Now, Janet is putting her gardening expertise to use to make homeowners at Ryland Place feel more at home, by working alongside the development’s professional gardeners to put her own stamp on them:

“When more people started to come to the development, we had a small group chat and decided that the gardens needed some colour, so I took it upon myself to start planting some bulbs and bring some life to the gardens. The garden has things like daffodils and snow drops now that will stay there for the foreseeable and just make everyone a little bit happier when they’re outside.”
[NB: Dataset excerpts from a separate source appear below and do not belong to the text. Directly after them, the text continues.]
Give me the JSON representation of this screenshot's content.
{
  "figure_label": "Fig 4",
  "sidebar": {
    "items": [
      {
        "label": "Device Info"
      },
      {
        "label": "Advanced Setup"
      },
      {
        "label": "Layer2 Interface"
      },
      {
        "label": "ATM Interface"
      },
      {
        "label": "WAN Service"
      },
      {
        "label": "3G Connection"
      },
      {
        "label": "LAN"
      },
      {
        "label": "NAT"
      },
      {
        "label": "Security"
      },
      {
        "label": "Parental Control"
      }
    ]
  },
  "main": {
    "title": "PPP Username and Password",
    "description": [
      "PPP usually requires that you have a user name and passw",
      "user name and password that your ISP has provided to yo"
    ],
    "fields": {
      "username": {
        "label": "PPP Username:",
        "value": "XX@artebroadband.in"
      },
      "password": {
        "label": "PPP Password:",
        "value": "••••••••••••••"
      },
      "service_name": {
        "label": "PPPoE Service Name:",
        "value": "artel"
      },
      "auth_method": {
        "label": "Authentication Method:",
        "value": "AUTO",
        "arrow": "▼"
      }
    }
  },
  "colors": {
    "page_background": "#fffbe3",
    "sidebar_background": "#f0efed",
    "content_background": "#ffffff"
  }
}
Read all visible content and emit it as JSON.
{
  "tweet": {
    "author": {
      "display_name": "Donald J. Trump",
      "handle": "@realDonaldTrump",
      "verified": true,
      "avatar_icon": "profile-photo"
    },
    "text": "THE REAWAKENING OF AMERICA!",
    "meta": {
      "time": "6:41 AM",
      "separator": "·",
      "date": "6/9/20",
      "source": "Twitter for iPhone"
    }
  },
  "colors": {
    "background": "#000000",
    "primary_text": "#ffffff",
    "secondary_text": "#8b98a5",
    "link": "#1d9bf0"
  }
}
Ryland Place couldn’t have been a more fitting choice for these inspirational women, having been named in honour of Louisa Ryland herself, Birmingham’s major benefactor and philanthropist, who donated several large areas of land to the city, including Canon Hill Park and Small Heath Park, as well as made significant donations to the Birmingham School of Art, The Birmingham & Midlands Institute, and multiple hospitals.

Now at Ryland Place, the women have formed a fast friendship, along with many of the development’s other residents: 

Margaret continues: “Ryland Place has many residents who have led fascinating lives, some of whom enjoy living life to the full. 

“For example, Rosemary brought her baby grand piano with her when she moved in and now five of us are having piano lessons. There’s such a great community here and it’s lovely to be surrounded by like-minded people.”